ところで、肝心のサキノ一家はどこに居たのだろう?思い当たる部屋は、大体埋まってしまった気がするが…
「オレたちが居たとこか?“囲い”って言うが、座敷の裏の部屋にみんなで居たのや。あの頃はたいがいの家に、誰かしらよその人居たようだ。貸せば、なんぼかの家賃が入っぺ。中でもおら家は大勢だったな。家族だけで暮らしてたのは、金持ちの家くらいでねぇか」。

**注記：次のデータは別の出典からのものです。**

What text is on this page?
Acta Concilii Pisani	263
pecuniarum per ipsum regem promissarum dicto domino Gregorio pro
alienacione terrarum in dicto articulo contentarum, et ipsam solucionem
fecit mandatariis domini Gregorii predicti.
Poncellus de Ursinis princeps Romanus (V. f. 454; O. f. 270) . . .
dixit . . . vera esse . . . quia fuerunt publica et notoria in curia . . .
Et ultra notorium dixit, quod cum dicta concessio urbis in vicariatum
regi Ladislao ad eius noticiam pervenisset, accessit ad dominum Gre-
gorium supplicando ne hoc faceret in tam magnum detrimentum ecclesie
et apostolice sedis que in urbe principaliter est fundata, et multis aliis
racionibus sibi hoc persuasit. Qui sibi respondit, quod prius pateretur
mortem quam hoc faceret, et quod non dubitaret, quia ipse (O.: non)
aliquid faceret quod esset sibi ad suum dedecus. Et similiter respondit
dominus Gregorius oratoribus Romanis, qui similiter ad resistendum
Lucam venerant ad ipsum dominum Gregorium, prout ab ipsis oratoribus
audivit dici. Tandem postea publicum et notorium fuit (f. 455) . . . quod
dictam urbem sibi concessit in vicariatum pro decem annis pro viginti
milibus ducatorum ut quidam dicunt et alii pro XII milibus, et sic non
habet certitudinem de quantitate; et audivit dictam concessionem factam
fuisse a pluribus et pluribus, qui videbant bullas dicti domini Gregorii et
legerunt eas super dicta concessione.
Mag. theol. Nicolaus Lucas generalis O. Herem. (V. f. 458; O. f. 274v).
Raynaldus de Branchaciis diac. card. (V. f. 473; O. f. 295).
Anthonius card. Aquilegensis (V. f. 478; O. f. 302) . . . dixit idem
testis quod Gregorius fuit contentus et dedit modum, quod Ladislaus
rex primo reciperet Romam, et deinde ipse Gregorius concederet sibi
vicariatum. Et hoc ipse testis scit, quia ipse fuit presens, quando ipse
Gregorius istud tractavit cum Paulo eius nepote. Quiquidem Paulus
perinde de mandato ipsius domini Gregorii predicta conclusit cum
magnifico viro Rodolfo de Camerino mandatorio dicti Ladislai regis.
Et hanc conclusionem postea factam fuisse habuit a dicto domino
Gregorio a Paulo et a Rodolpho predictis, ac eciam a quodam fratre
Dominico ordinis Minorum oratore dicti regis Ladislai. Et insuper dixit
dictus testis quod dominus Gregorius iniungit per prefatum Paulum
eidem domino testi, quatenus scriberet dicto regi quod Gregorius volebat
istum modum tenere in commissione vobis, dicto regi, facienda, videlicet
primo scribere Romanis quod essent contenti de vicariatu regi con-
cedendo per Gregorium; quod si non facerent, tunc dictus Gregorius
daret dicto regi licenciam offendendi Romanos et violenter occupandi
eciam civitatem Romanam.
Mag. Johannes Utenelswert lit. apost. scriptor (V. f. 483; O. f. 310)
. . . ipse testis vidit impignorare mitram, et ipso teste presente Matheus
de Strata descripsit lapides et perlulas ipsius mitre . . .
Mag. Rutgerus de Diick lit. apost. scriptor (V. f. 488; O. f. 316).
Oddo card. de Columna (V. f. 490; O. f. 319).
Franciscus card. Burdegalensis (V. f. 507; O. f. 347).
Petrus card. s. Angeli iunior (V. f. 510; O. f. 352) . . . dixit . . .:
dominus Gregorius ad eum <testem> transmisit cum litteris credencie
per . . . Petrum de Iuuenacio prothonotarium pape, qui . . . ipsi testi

 当時、ダム建設が始まったことにより、工事関係者や家族、その人たちを見越した様々な商売の人たちが、なだれ込むように押し寄せる毎日だった。東北電力、間組や前田建設といった大手建設会社の人たちの宿舎は、どんどん建てられたものの、あまりにも短い準備期間で建設も間に合わない。それで、それに入りきらない人たちは、一般家庭に間借りして凌ぐことしかなかった。部屋貸し用に建てられた家でもなく、プライバシーなどかけらもない。どんどん家族のスペースが減り、不便さも当然あったはずなのだが…

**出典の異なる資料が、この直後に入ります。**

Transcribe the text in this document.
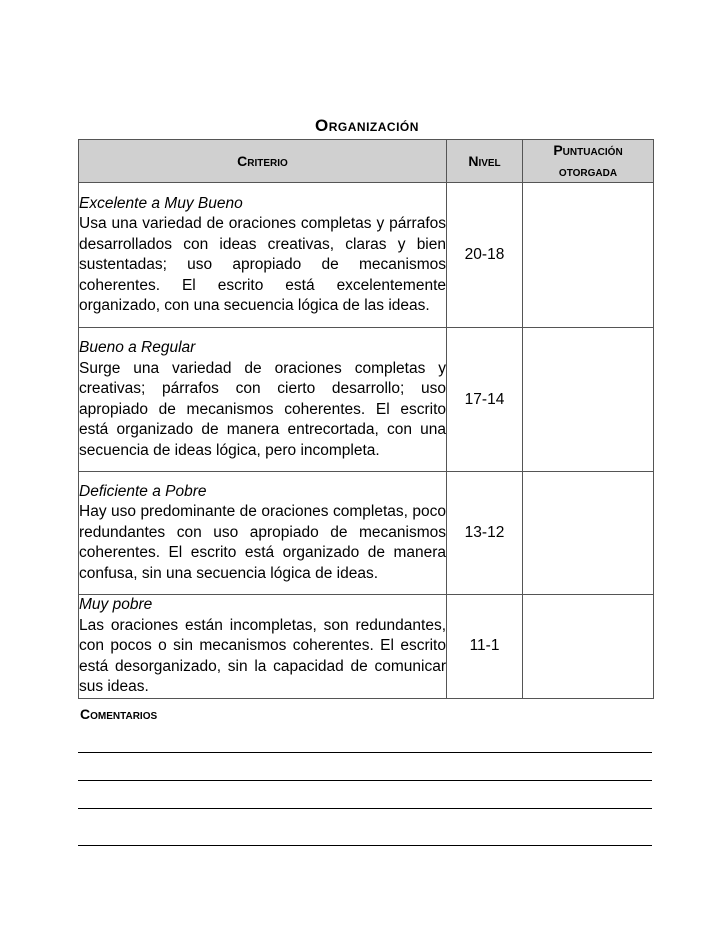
Organización
Criterio	Nivel	Puntuación
otorgada

Excelente a Muy Bueno
Usa una variedad de oraciones completas y párrafos desarrollados con ideas creativas, claras y bien sustentadas; uso apropiado de mecanismos coherentes. El escrito está excelentemente organizado, con una secuencia lógica de las ideas.	20-18	

Bueno a Regular
Surge una variedad de oraciones completas y creativas; párrafos con cierto desarrollo; uso apropiado de mecanismos coherentes. El escrito está organizado de manera entrecortada, con una secuencia de ideas lógica, pero incompleta.	17-14	

Deficiente a Pobre
Hay uso predominante de oraciones completas, poco redundantes con uso apropiado de mecanismos coherentes. El escrito está organizado de manera confusa, sin una secuencia lógica de ideas.	13-12	

Muy pobre
Las oraciones están incompletas, son redundantes, con pocos o sin mecanismos coherentes. El escrito está desorganizado, sin la capacidad de comunicar sus ideas.	11-1	
Comentarios
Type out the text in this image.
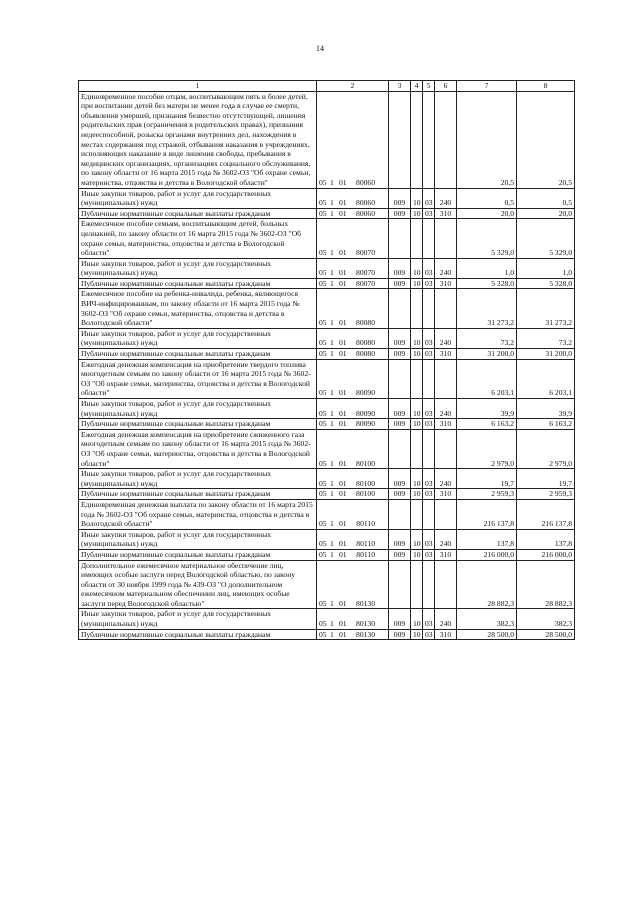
14
1	2	3	4	5	6	7	8
Единовременное пособие отцам, воспитывающим пять и более детей, при воспитании детей без матери не менее года в случае ее смерти, объявления умершей, признания безвестно отсутствующей, лишения родительских прав (ограничения в родительских правах), признания недееспособной, розыска органами внутренних дел, нахождения в местах содержания под стражей, отбывания наказания в учреждениях, исполняющих наказание в виде лишения свободы, пребывания в медицинских организациях, организациях социального обслуживания, по закону области от 16 марта 2015 года № 3602-ОЗ "Об охране семьи, материнства, отцовства и детства в Вологодской области"	05 1 01 80060					20,5	20,5
Иные закупки товаров, работ и услуг для государственных (муниципальных) нужд	05 1 01 80060	009	10	03	240	0,5	0,5
Публичные нормативные социальные выплаты гражданам	05 1 01 80060	009	10	03	310	20,0	20,0
Ежемесячное пособие семьям, воспитывающим детей, больных целиакией, по закону области от 16 марта 2015 года № 3602-ОЗ "Об охране семьи, материнства, отцовства и детства в Вологодской области"	05 1 01 80070					5 329,0	5 329,0
Иные закупки товаров, работ и услуг для государственных (муниципальных) нужд	05 1 01 80070	009	10	03	240	1,0	1,0
Публичные нормативные социальные выплаты гражданам	05 1 01 80070	009	10	03	310	5 328,0	5 328,0
Ежемесячное пособие на ребенка-инвалида, ребенка, являющегося ВИЧ-инфицированным, по закону области от 16 марта 2015 года № 3602-ОЗ "Об охране семьи, материнства, отцовства и детства в Вологодской области"	05 1 01 80080					31 273,2	31 273,2
Иные закупки товаров, работ и услуг для государственных (муниципальных) нужд	05 1 01 80080	009	10	03	240	73,2	73,2
Публичные нормативные социальные выплаты гражданам	05 1 01 80080	009	10	03	310	31 200,0	31 200,0
Ежегодная денежная компенсация на приобретение твердого топлива многодетным семьям по закону области от 16 марта 2015 года № 3602-ОЗ "Об охране семьи, материнства, отцовства и детства в Вологодской области"	05 1 01 80090					6 203,1	6 203,1
Иные закупки товаров, работ и услуг для государственных (муниципальных) нужд	05 1 01 80090	009	10	03	240	39,9	39,9
Публичные нормативные социальные выплаты гражданам	05 1 01 80090	009	10	03	310	6 163,2	6 163,2
Ежегодная денежная компенсация на приобретение сжиженного газа многодетным семьям по закону области от 16 марта 2015 года № 3602-ОЗ "Об охране семьи, материнства, отцовства и детства в Вологодской области"	05 1 01 80100					2 979,0	2 979,0
Иные закупки товаров, работ и услуг для государственных (муниципальных) нужд	05 1 01 80100	009	10	03	240	19,7	19,7
Публичные нормативные социальные выплаты гражданам	05 1 01 80100	009	10	03	310	2 959,3	2 959,3
Единовременная денежная выплата по закону области от 16 марта 2015 года № 3602-ОЗ "Об охране семьи, материнства, отцовства и детства в Вологодской области"	05 1 01 80110					216 137,8	216 137,8
Иные закупки товаров, работ и услуг для государственных (муниципальных) нужд	05 1 01 80110	009	10	03	240	137,8	137,8
Публичные нормативные социальные выплаты гражданам	05 1 01 80110	009	10	03	310	216 000,0	216 000,0
Дополнительное ежемесячное материальное обеспечение лиц, имеющих особые заслуги перед Вологодской областью, по закону области от 30 ноября 1999 года № 439-ОЗ "О дополнительном ежемесячном материальном обеспечении лиц, имеющих особые заслуги перед Вологодской областью"	05 1 01 80130					28 882,3	28 882,3
Иные закупки товаров, работ и услуг для государственных (муниципальных) нужд	05 1 01 80130	009	10	03	240	382,3	382,3
Публичные нормативные социальные выплаты гражданам	05 1 01 80130	009	10	03	310	28 500,0	28 500,0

「不便だったこと?特別思い出すようなことはねぇなぁ。もともと家族でいっぺんに寝てたから、たいして変わりはねぇ」。
 やっぱりサキノはへっちゃらだった。確かにそれまでも、自分のスペースがあったわけではない。でも、この生活で変わったことはなかったのだろうか、と思いを巡らせてみる。すると、サキノは思いもよらないことにアンテナを立てていたようだ。

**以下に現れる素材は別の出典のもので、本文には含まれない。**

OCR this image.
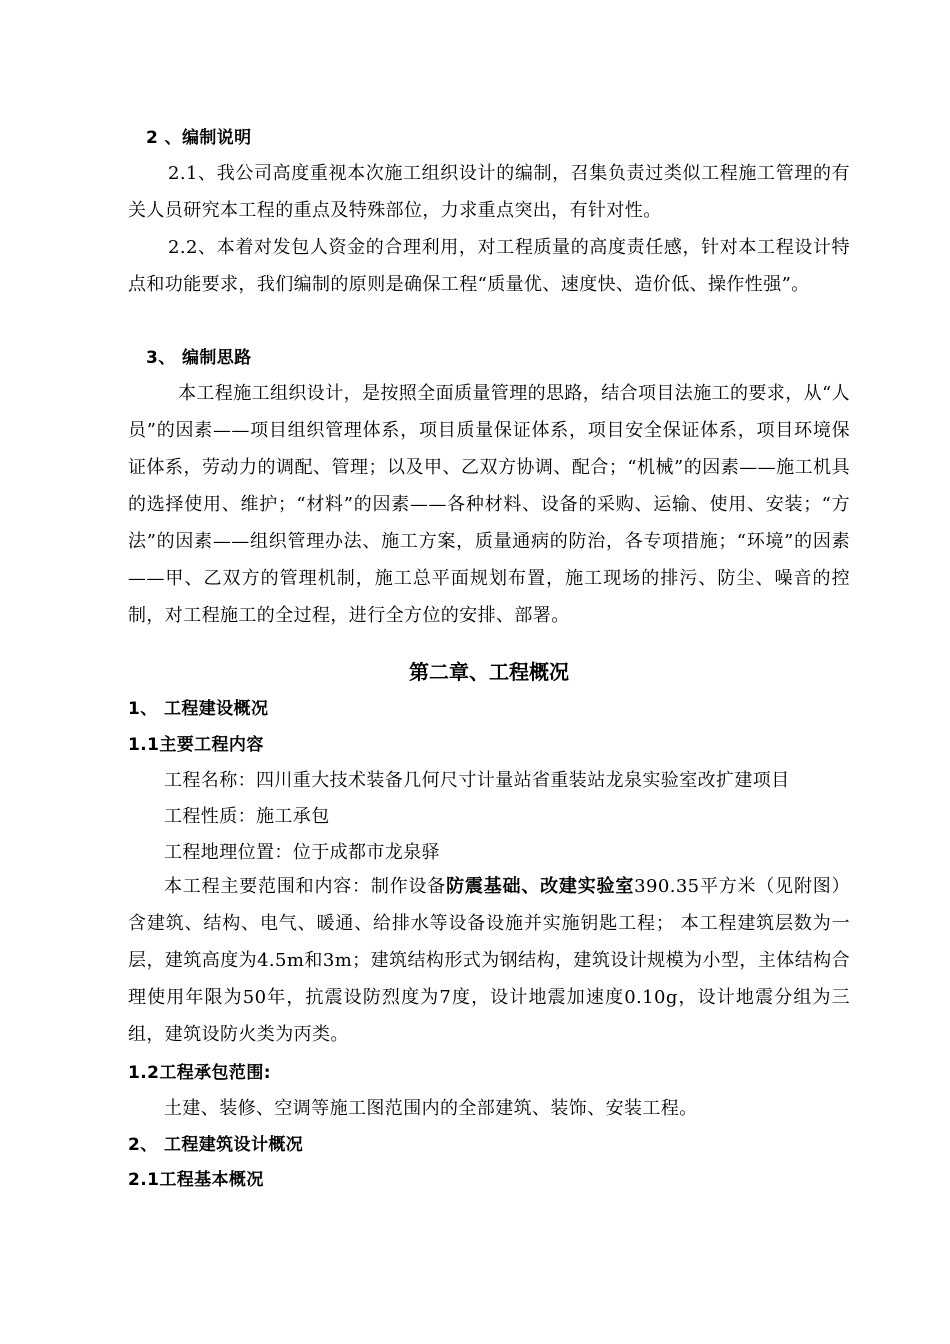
2 、编制说明
2.1、我公司高度重视本次施工组织设计的编制，召集负责过类似工程施工管理的有关人员研究本工程的重点及特殊部位，力求重点突出，有针对性。
2.2、本着对发包人资金的合理利用，对工程质量的高度责任感，针对本工程设计特点和功能要求，我们编制的原则是确保工程“质量优、速度快、造价低、操作性强”。
3、 编制思路
本工程施工组织设计，是按照全面质量管理的思路，结合项目法施工的要求，从“人员”的因素——项目组织管理体系，项目质量保证体系，项目安全保证体系，项目环境保证体系，劳动力的调配、管理；以及甲、乙双方协调、配合；“机械”的因素——施工机具的选择使用、维护；“材料”的因素——各种材料、设备的采购、运输、使用、安装；“方法”的因素——组织管理办法、施工方案，质量通病的防治，各专项措施；“环境”的因素——甲、乙双方的管理机制，施工总平面规划布置，施工现场的排污、防尘、噪音的控制，对工程施工的全过程，进行全方位的安排、部署。
第二章、工程概况
1、 工程建设概况
1.1主要工程内容
工程名称：四川重大技术装备几何尺寸计量站省重装站龙泉实验室改扩建项目
工程性质：施工承包
工程地理位置：位于成都市龙泉驿
本工程主要范围和内容：制作设备防震基础、改建实验室390.35平方米（见附图）含建筑、结构、电气、暖通、给排水等设备设施并实施钥匙工程； 本工程建筑层数为一层，建筑高度为4.5m和3m；建筑结构形式为钢结构，建筑设计规模为小型，主体结构合理使用年限为50年，抗震设防烈度为7度，设计地震加速度0.10g，设计地震分组为三组，建筑设防火类为丙类。
1.2工程承包范围:
土建、装修、空调等施工图范围内的全部建筑、装饰、安装工程。
2、 工程建筑设计概况
2.1工程基本概况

「床屋が出来たっていっても、それまで床屋なんてかかったことねぇから、やってもらったりはなかったな。焼き鳥屋の人には、“食うか?”なんて言われたが、味も知らねぇから食いたいとも思わなかった。それより、焼き鳥屋では毎晩のように騒ぎがあって、他でもそこらじゅうで喧嘩のようなこと起きるようになったのな。友達はおっかながって見なかったが、オレはそういうのよーく見てたもんだった。」
 沢山の人が村に出入りするなか、毎日のように起こる大人たちのいさかいを、小学4~6年生くらいのサキノは、遠巻きにじっと見ていたのだった。あちこちの飯場で、飲み屋で、道端で繰り広げられる喧嘩や喧噪を、好奇心と不思議な冷静さで見つめていたのだろう。荒くれ者の大人たちを、恐れることもなく。
 きかんぼサキは、生まれついての性分が大きいことは違いない。しかし、この時期に更なる度胸を身に着けたのかもしれない。
 ちょっとのぞいた大人の世界。世の中にはこんなに色んな大人がいる。驚きだっただろう。それは、サキノに人間の本質をまざまざと見せてくれた。善と悪、本当の強さ、そして本当の優しさ…よく分からないままに、その時心に刻んだ人間観察を、後のサキノは時折思い返していたのではないだろうか。まるで答え合わせでもするように。
 怖いものなしのきかんぼは、子どもだてらにするりと大人に紛れ込む。日々の務めはこなしつつ、全くもって自覚なしのキテレツぶりだ。油断も隙もあったものではない。